Our next piece of news is more interesting than perhaps good: pharmaceutical company AbbVie Healthcare India was reprimanded for ‘unethical marketing practices’ after it was found that it sponsored international trips for 30 doctors, spending nearly ₹1.91 crore in breach of the Uniform Code for Pharmaceutical Marketing Practices, 2024. The National Medical Council has also been asked to act against the 30 doctors. While this may be considered an ‘acceptable industry practice’, which is what the pharma company claimed, it is heartening to see the Code being upheld.

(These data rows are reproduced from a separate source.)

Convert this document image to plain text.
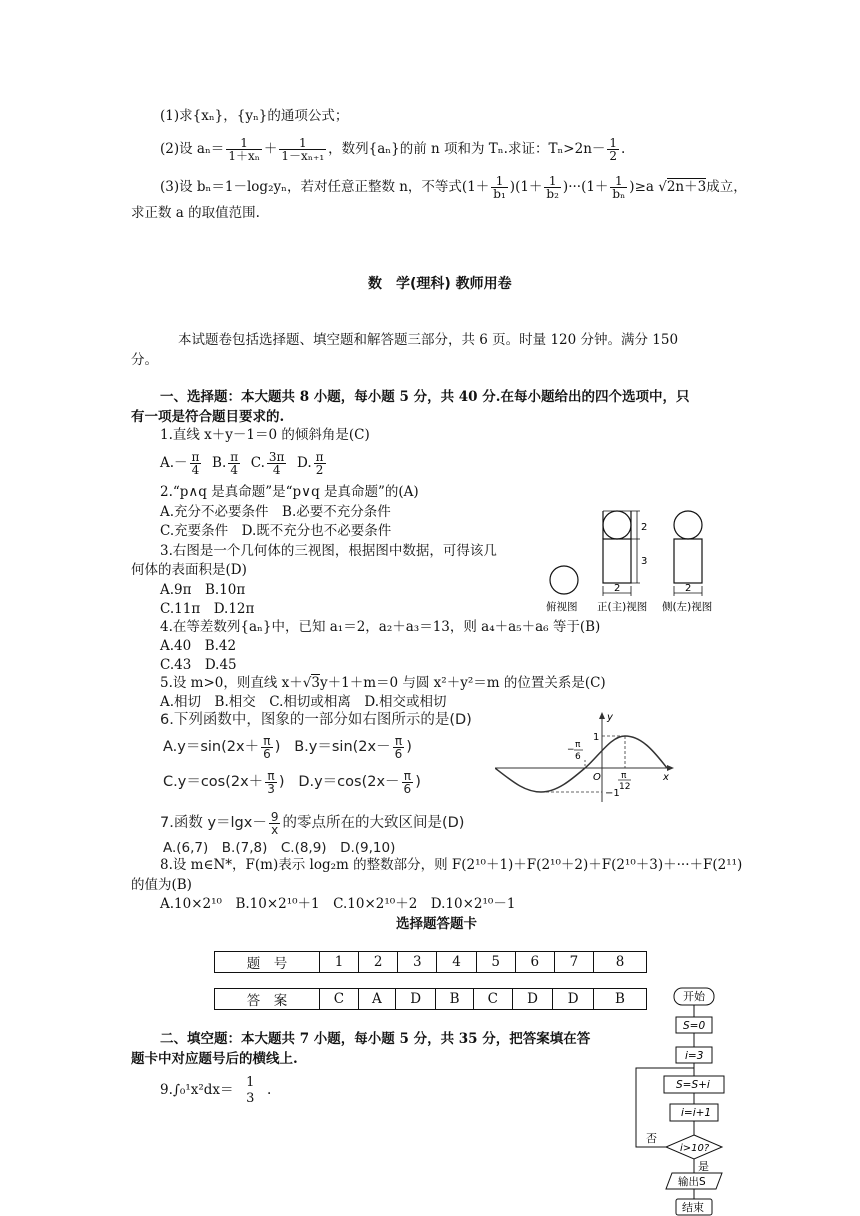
(1)求{xₙ}，{yₙ}的通项公式；
(2)设 $a_n= \frac{1}{\text{1＋xₙ}} + \frac{1}{\text{1－xₙ₊₁}}$ ，数列{aₙ}的前 n 项和为 Tₙ.求证：$T_n>2n- \frac{1}{2}$ .
(3)设 bₙ＝1－log₂yₙ，若对任意正整数 n，不等式$(1+ \frac{1}{\text{b₁}} )(1+ \frac{1}{\text{b₂}} )\cdot\cdot\cdot(1+ \frac{1}{\text{bₙ}} )\ge a$ √2n＋3成立，
求正数 a 的取值范围.
数　学(理科) 教师用卷
本试题卷包括选择题、填空题和解答题三部分，共 6 页。时量 120 分钟。满分 150
分。
一、选择题：本大题共 8 小题，每小题 5 分，共 40 分.在每小题给出的四个选项中，只
有一项是符合题目要求的.
1.直线 x＋y－1＝0 的倾斜角是(C)
$A.- \frac{\pi}{4} B$. $\frac{\pi}{4} C$. $\frac{3\pi}{4} D$. $\frac{\pi}{2}$
2.“p∧q 是真命题”是“p∨q 是真命题”的(A)
A.充分不必要条件　B.必要不充分条件
C.充要条件　D.既不充分也不必要条件
3.右图是一个几何体的三视图，根据图中数据，可得该几
何体的表面积是(D)
A.9π　B.10π
C.11π　D.12π
2
3
2	2
俯视图 正(主)视图 侧(左)视图
4.在等差数列{aₙ}中，已知 a₁＝2，a₂＋a₃＝13，则 a₄＋a₅＋a₆ 等于(B)
A.40　B.42
C.43　D.45
5.设 m>0，则直线 x＋√3y＋1＋m＝0 与圆 x²＋y²＝m 的位置关系是(C)
A.相切　B.相交　C.相切或相离　D.相交或相切
6.下列函数中，图象的一部分如右图所示的是(D)
$A.y=\sin(2x+ \frac{\pi}{6}$ ) $B.y=\sin(2x- \frac{\pi}{6}$ )
$C.y=\cos(2x+ \frac{\pi}{3}$ ) $D.y=\cos(2x- \frac{\pi}{6}$ )
y
x
O
1
−1
− π
6
π
12
7.函数 $y=\lg x- \frac{9}{x}$ 的零点所在的大致区间是(D)
A.(6,7)　B.(7,8)　C.(8,9)　D.(9,10)
8.设 m∈N*，F(m)表示 log₂m 的整数部分，则 F(2¹⁰＋1)＋F(2¹⁰＋2)＋F(2¹⁰＋3)＋···＋F(2¹¹)
的值为(B)
A.10×2¹⁰　B.10×2¹⁰＋1　C.10×2¹⁰＋2　D.10×2¹⁰－1
选择题答题卡
题　号	1	2	3	4	5	6	7	8
答　案	C	A	D	B	C	D	D	B
二、填空题：本大题共 7 小题，每小题 5 分，共 35 分，把答案填在答
题卡中对应题号后的横线上.
9.∫₀¹x²dx＝ 1
3 .
开始
S=0
i=3
S=S+i
i=i+1
i>10?
否
是
输出S
结束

Staying in the pharma lane for a little longer, the Health Minister of Karnataka, Dinesh Gunda Rao, has proposed information sharing and a centralised database between drug control departments of various States in order to deal with the vexing and sometimes fatal issue of not of standard quality (NSQ) drugs flooding the market. A database such as this would help weed out bad players from the market and improve the quality of drugs available in public hospitals, he points out. And Mr. Rao’s suggestion couldn’t be more timely, in November alone, 111 drug samples tested at Central and State labs were found to be NSQ, even as spurious drugs worth ₹6.6 crore were seized in Kolkata this week.

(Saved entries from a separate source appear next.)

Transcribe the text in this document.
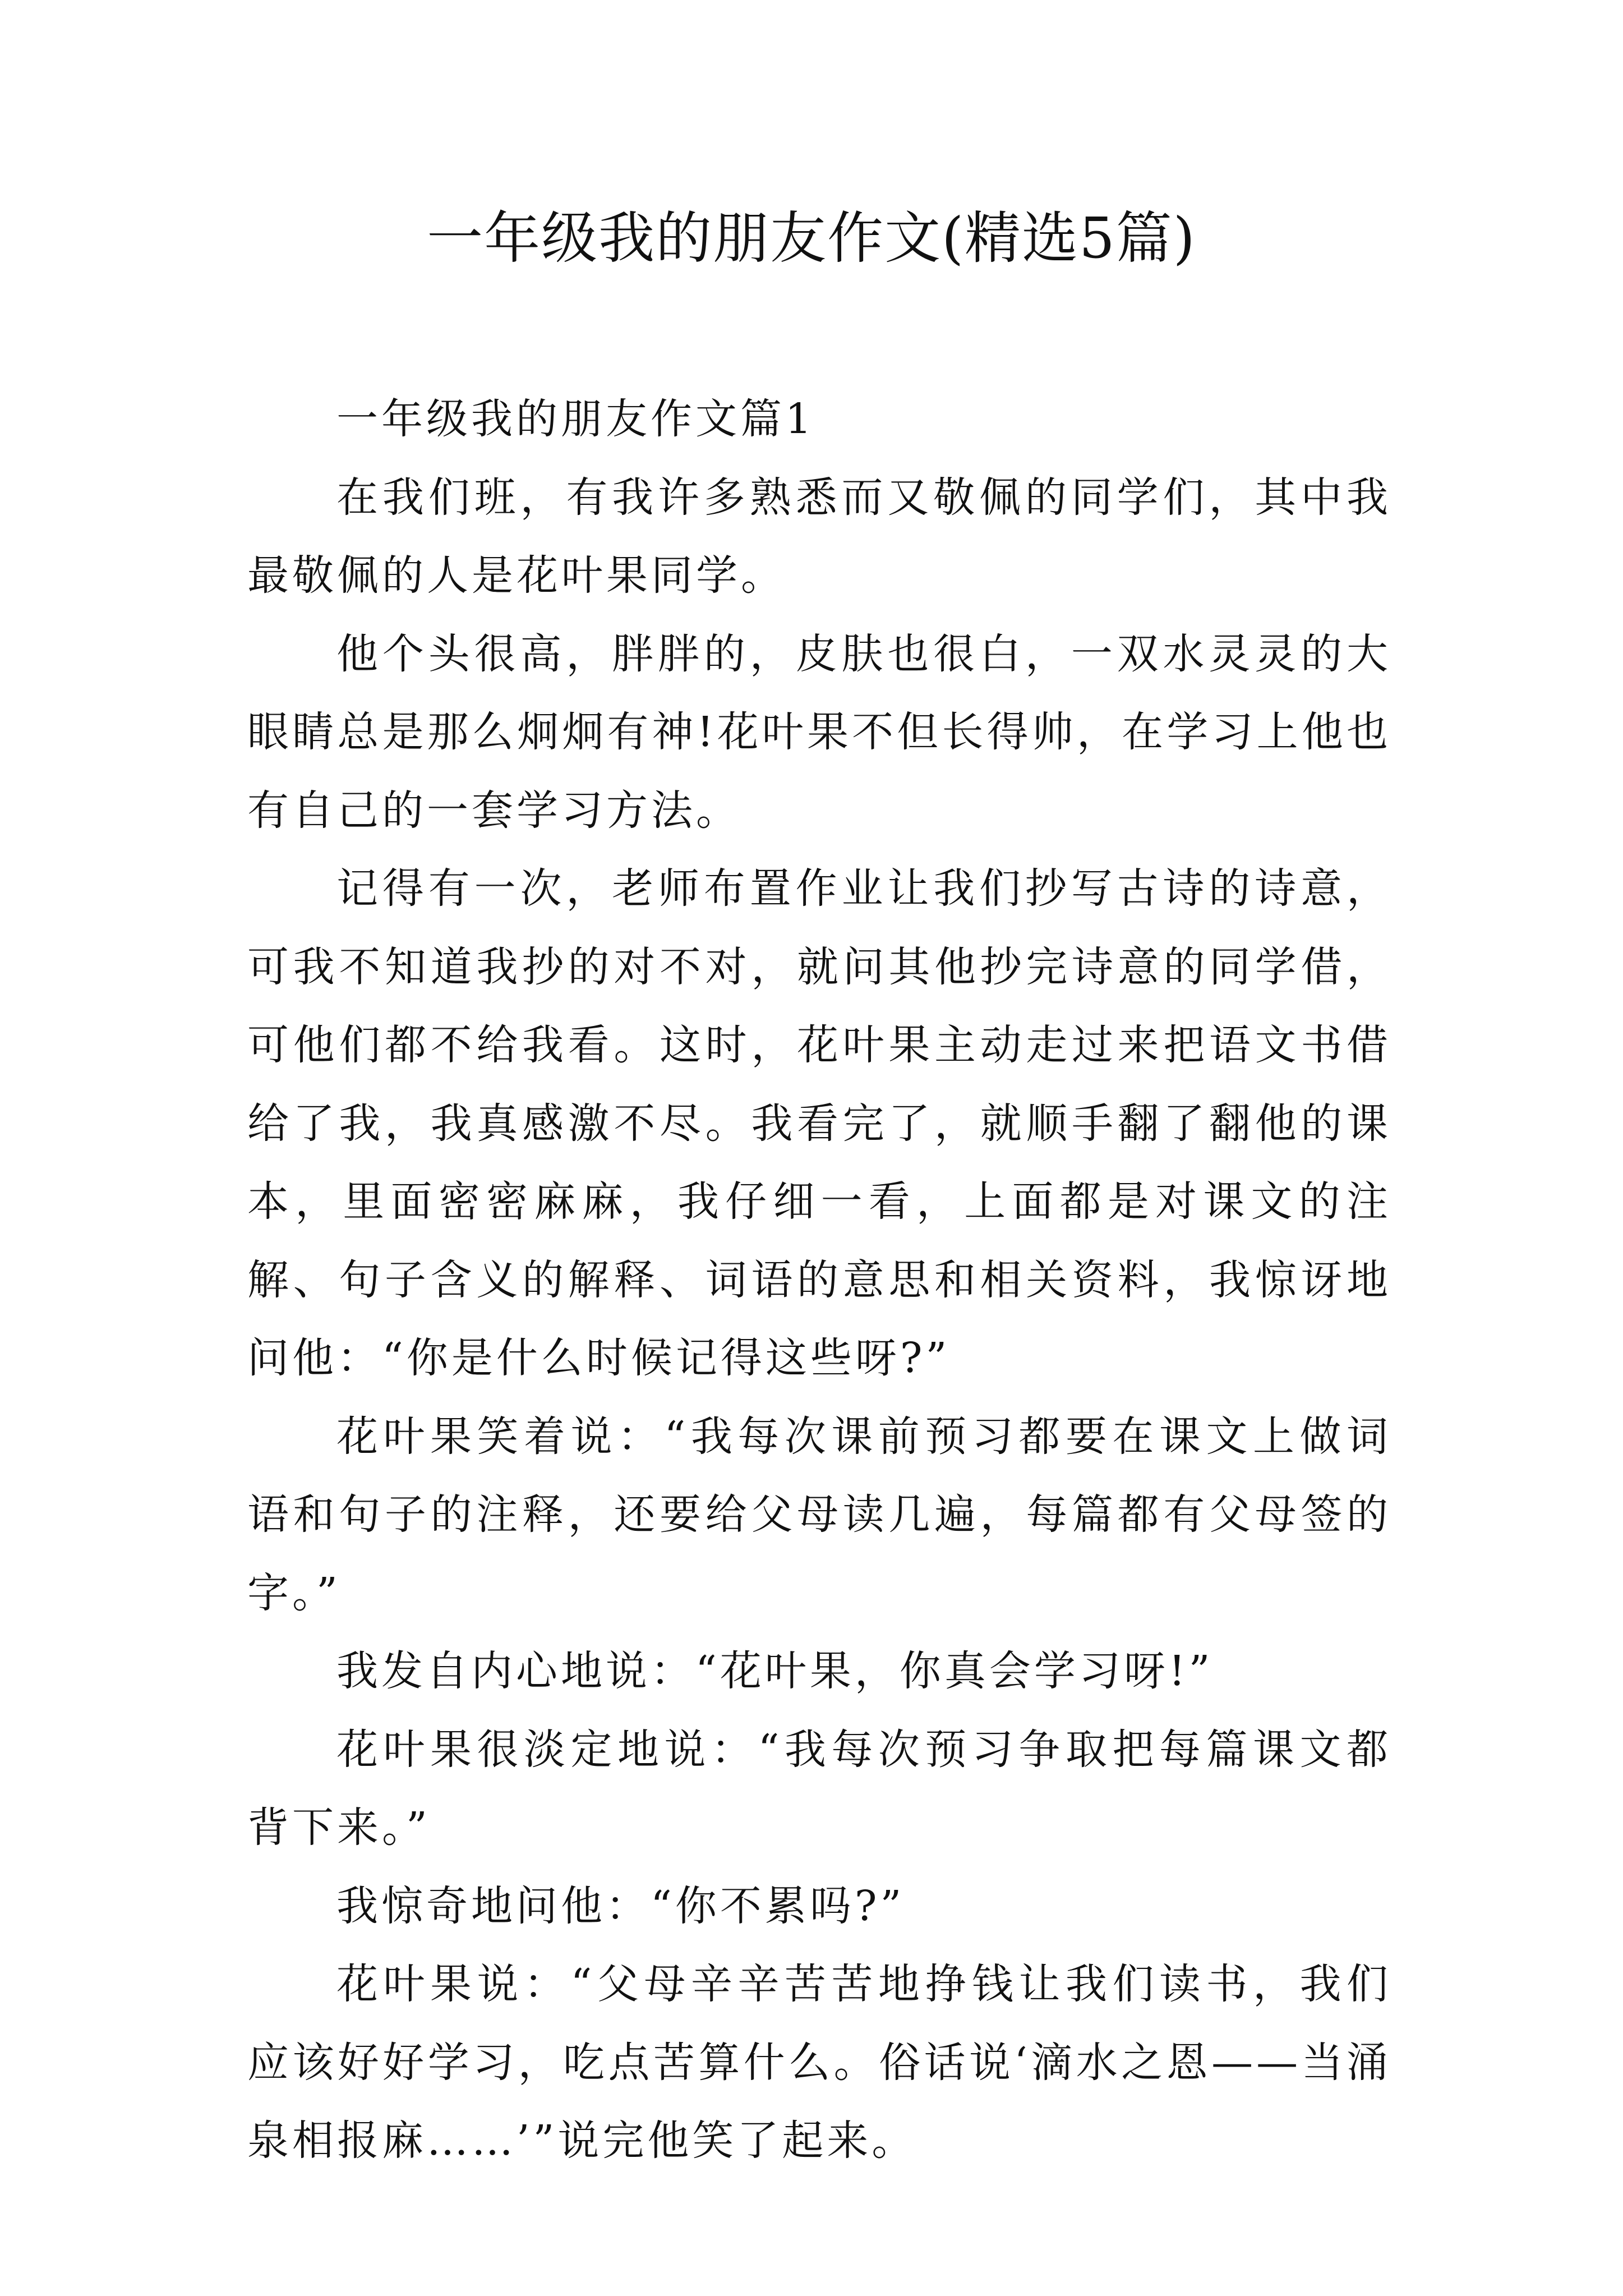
一年级我的朋友作文(精选5篇)

一年级我的朋友作文篇1

在我们班，有我许多熟悉而又敬佩的同学们，其中我最敬佩的人是花叶果同学。

他个头很高，胖胖的，皮肤也很白，一双水灵灵的大眼睛总是那么炯炯有神!花叶果不但长得帅，在学习上他也有自己的一套学习方法。

记得有一次，老师布置作业让我们抄写古诗的诗意，可我不知道我抄的对不对，就问其他抄完诗意的同学借，可他们都不给我看。这时，花叶果主动走过来把语文书借给了我，我真感激不尽。我看完了，就顺手翻了翻他的课本，里面密密麻麻，我仔细一看，上面都是对课文的注解、句子含义的解释、词语的意思和相关资料，我惊讶地问他：“你是什么时候记得这些呀?”

花叶果笑着说：“我每次课前预习都要在课文上做词语和句子的注释，还要给父母读几遍，每篇都有父母签的字。”

我发自内心地说：“花叶果，你真会学习呀!”

花叶果很淡定地说：“我每次预习争取把每篇课文都背下来。”

我惊奇地问他：“你不累吗?”

花叶果说：“父母辛辛苦苦地挣钱让我们读书，我们应该好好学习，吃点苦算什么。俗话说‘滴水之恩——当涌泉相报麻……’”说完他笑了起来。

What happens when drugs for a particular condition are available abroad but not in India? In order to give patients here speedier access to such drugs, the government has now waived the necessity for local clinical trials for certain drugs from a set of specified countries. While patient advocacy groups are happy that this will accelerate access to life-saving treatments, experts have warned that India’s population diversity means that bypassing local trials could result in unanticipated adverse effects or reduced efficacy. Clearly, a double-edged sword.

Here’s a quick wrap-up of news from abroad. Sadly, it’s not been good. WHO Director-General Tedros Adhanom Ghebreyesus has called for an end to attacks on hospitals in Gaza after Israel struck one and raided another in the past few days. This comes just days after Dr. Tedros narrowly escaped from an Israeli airstrike in Yemen.

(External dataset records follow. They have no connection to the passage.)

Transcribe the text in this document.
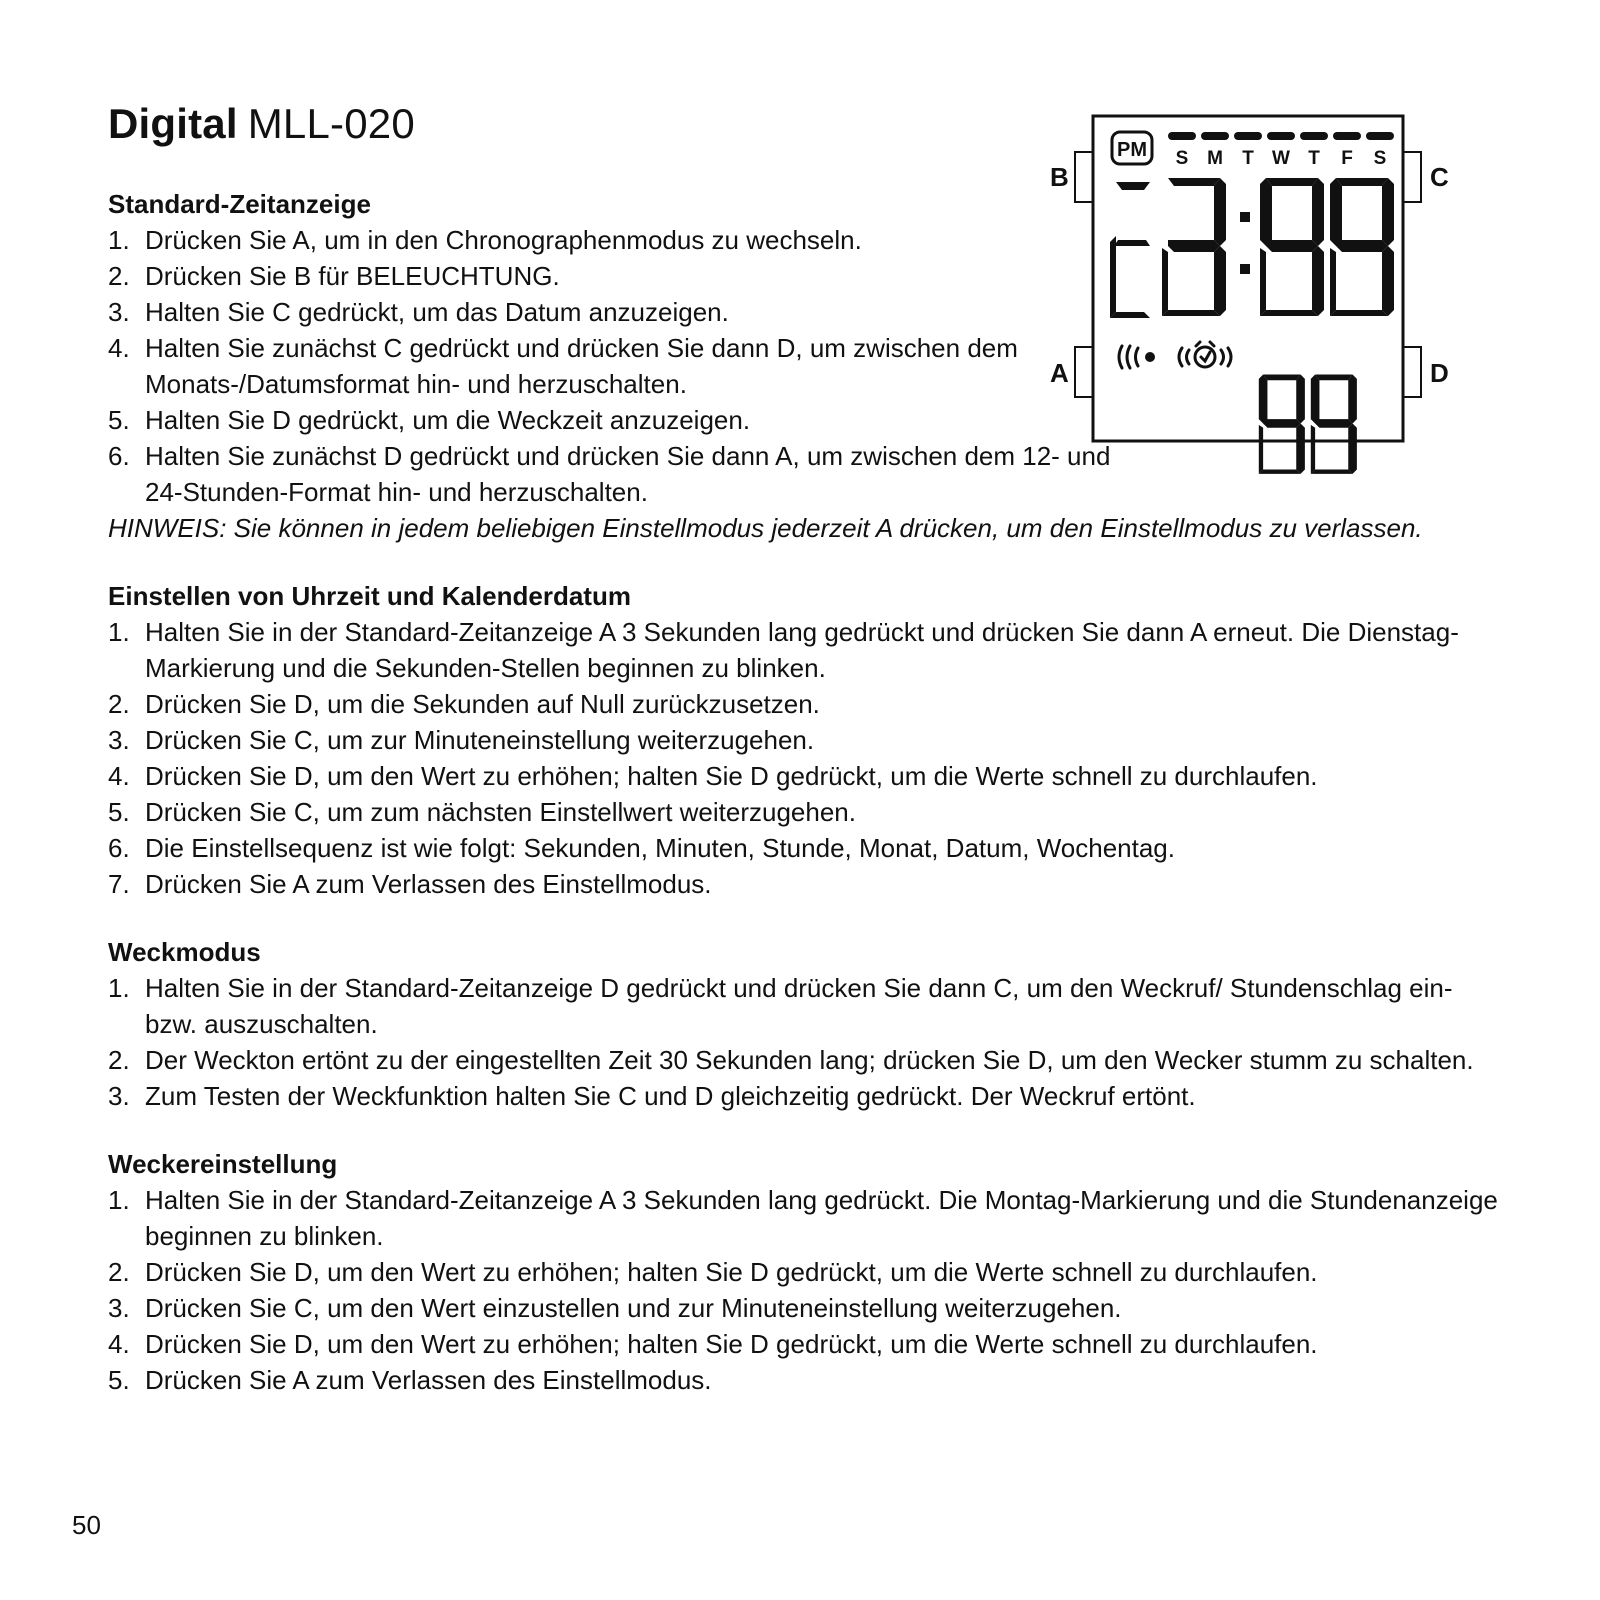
Digital MLL-020
B
A
C
D
PM S M T W T F S
Standard-Zeitanzeige
1. Drücken Sie A, um in den Chronographenmodus zu wechseln.
2. Drücken Sie B für BELEUCHTUNG.
3. Halten Sie C gedrückt, um das Datum anzuzeigen.
4. Halten Sie zunächst C gedrückt und drücken Sie dann D, um zwischen dem Monats-/Datumsformat hin- und herzuschalten.
5. Halten Sie D gedrückt, um die Weckzeit anzuzeigen.
6. Halten Sie zunächst D gedrückt und drücken Sie dann A, um zwischen dem 12- und 24-Stunden-Format hin- und herzuschalten.

HINWEIS: Sie können in jedem beliebigen Einstellmodus jederzeit A drücken, um den Einstellmodus zu verlassen.

Einstellen von Uhrzeit und Kalenderdatum
1. Halten Sie in der Standard-Zeitanzeige A 3 Sekunden lang gedrückt und drücken Sie dann A erneut. Die Dienstag-Markierung und die Sekunden-Stellen beginnen zu blinken.
2. Drücken Sie D, um die Sekunden auf Null zurückzusetzen.
3. Drücken Sie C, um zur Minuteneinstellung weiterzugehen.
4. Drücken Sie D, um den Wert zu erhöhen; halten Sie D gedrückt, um die Werte schnell zu durchlaufen.
5. Drücken Sie C, um zum nächsten Einstellwert weiterzugehen.
6. Die Einstellsequenz ist wie folgt: Sekunden, Minuten, Stunde, Monat, Datum, Wochentag.
7. Drücken Sie A zum Verlassen des Einstellmodus.
Weckmodus
1. Halten Sie in der Standard-Zeitanzeige D gedrückt und drücken Sie dann C, um den Weckruf/ Stundenschlag ein- bzw. auszuschalten.
2. Der Weckton ertönt zu der eingestellten Zeit 30 Sekunden lang; drücken Sie D, um den Wecker stumm zu schalten.
3. Zum Testen der Weckfunktion halten Sie C und D gleichzeitig gedrückt. Der Weckruf ertönt.
Weckereinstellung
1. Halten Sie in der Standard-Zeitanzeige A 3 Sekunden lang gedrückt. Die Montag-Markierung und die Stundenanzeige beginnen zu blinken.
2. Drücken Sie D, um den Wert zu erhöhen; halten Sie D gedrückt, um die Werte schnell zu durchlaufen.
3. Drücken Sie C, um den Wert einzustellen und zur Minuteneinstellung weiterzugehen.
4. Drücken Sie D, um den Wert zu erhöhen; halten Sie D gedrückt, um die Werte schnell zu durchlaufen.
5. Drücken Sie A zum Verlassen des Einstellmodus.

50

Shall we end this year with a little quiz? See if you can guess the answer to this question: Which infectious disease is likely to be the biggest emerging problem in 2025? Here’s a hint: the U.S. Centers for Disease Control and Prevention recently said samples from one patient who had this disease, were shown to have rare mutations.

And if you’ve successfully answered that and are now wondering what your New Year’s resolution should be, do make it attending a course on cardiopulmonary resuscitation or CPR -- as R. Sujatha tells us in this week’s tailpiece, immediate action by a bystander trained in CPR can double or triple survival chances for a person who suffers a sudden cardiac arrest.

We have a wide-ranging list of explainers for you to pore over this holiday week:

In the light of  poliovirus being detected through routine surveillance of wastewater systems in five countries, Ramya Kannan writes on a research paper where the authors argue that the earlier the oral polio vaccine is replaced with the injectable polio vaccine, the faster the world will reach global polio eradication.

C. Aravinda delves into population dynamics, making a case for governments to focus not on dismantling family planning programmes, but on enabling healthy life expectancies, where adults can live in good health and stay productive into their 70s.

I podcast about the dangers of overusing the common, over-the-counter drug paracetamol.

If sleep has been an issue amongst the children in your family, here is Maria Antony’s checklist on what sleep disorders are and how to handle them.

Shrabana Chatterjee writes about a recent Indian Council of Medical Research paper that found traditional fermented foods of the North East are prone to contamination.

Anoop Kumar A.S. and Anish T.S., on the occasion of International Day of Epidemic Preparedness detail the steps India needs to take to build a resilient healthcare system, one that learns from the lessons of the Nipah outbreaks in Kerala.

Why do we lose muscle mass with age? D.P. Kasbekar writes about one new factor that scientists have found.

And finally, in Tamil Nadu, Serena Josephine M. writes about a robust dengue surveillance system that may now be throwing up a large number of cases but has drastically reduced the number of deaths.